Grundsätzlich darf der Arbeitgeber von Ihnen keinen Bluttest verlangen, um zu prüfen, ob Sie unter Einfluss von Suchtmitteln stehen. Dies würde Ihr Recht auf körperliche Unversehrtheit verletzen. Auch wenn es einen Betriebsarzt gibt, der regelmäßig die Gesundheit der Mitarbeiter beurteilt, ergibt sich daraus kein Recht, auch einen Drogentest beliebig vorzunehmen. In einem Urteil des Bundesarbeitsgerichts (BAG) aus dem Jahr 1999 heißt es: "Ein Arbeitnehmer ist regelmäßig nicht verpflichtet, im laufenden Arbeitsverhältnis routinemäßigen Blutuntersuchungen zur Klärung, ob er alkohol- oder drogenabhängig ist, zuzustimmen.“ (2 AZR 55/99)

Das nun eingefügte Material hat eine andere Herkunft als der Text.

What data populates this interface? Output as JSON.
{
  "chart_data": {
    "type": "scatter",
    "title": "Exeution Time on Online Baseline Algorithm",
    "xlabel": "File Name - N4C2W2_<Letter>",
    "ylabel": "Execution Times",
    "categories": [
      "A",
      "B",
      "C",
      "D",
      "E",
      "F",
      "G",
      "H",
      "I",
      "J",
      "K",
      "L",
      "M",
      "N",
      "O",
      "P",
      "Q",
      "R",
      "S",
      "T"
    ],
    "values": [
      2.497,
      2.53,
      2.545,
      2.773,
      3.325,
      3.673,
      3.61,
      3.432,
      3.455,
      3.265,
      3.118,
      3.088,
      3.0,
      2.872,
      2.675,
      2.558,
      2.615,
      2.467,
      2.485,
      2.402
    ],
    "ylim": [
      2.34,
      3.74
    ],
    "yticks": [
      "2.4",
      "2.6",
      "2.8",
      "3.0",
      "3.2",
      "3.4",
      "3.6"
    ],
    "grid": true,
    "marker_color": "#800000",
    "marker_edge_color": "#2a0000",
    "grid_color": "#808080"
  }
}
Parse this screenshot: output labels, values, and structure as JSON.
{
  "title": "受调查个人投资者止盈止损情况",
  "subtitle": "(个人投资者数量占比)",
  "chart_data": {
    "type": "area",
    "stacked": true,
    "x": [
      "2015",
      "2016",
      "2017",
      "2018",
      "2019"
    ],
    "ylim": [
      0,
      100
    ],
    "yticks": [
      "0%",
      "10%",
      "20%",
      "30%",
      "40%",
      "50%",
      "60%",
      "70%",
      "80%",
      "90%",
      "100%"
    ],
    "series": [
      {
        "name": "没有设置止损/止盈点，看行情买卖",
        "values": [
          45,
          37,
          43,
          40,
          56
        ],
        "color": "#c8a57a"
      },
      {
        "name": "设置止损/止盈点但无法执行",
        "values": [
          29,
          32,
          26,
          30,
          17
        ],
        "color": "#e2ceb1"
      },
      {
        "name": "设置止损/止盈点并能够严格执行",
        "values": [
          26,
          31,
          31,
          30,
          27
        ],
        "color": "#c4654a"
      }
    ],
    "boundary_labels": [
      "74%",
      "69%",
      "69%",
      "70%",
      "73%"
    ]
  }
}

Der Arbeitgeber darf jedoch Drogenscreenings unter bestimmten Auflagen verlangen. Hier ist immer darauf zu achten, auf welcher Grundlage der Test verlangt bzw. angeordnet wird. Wird der Drogentest zur Einhaltung eines Rauschmittelverbots angeordnet, damit der Arbeitgeber seiner Pflicht nachkommt, "Maßnahmen zur Verhütung von Arbeitsunfällen und Berufskrankheiten, für die Verhütung von arbeitsbedingten Gesundheitsgefahren" zu ergreifen, dann ist der Arbeitnehmer zur Mitwirkung verpflichtet (§21 SGB VII).
Der Arbeitnehmer ist auch immer dann zur Mitwirkung verpflichtet, wenn für seine Berufsgruppe gesonderte Regelungen existieren. Davon sind zum Beispiel Piloten, bewaffnete Wachleute, Gerüstbauer oder Mitarbeiter an schwerem Gerät betroffen. Auch Berufssportler sind verpflichtet zur Kontrolle und Bekämpfung von Doping eine Urinprobe abzugeben – sowohl bei Trainingseinheiten als auch bei Wettkämpfen. Die Abgabe einer Blutprobe ist in Deutschland freiwillig (AntiDopG).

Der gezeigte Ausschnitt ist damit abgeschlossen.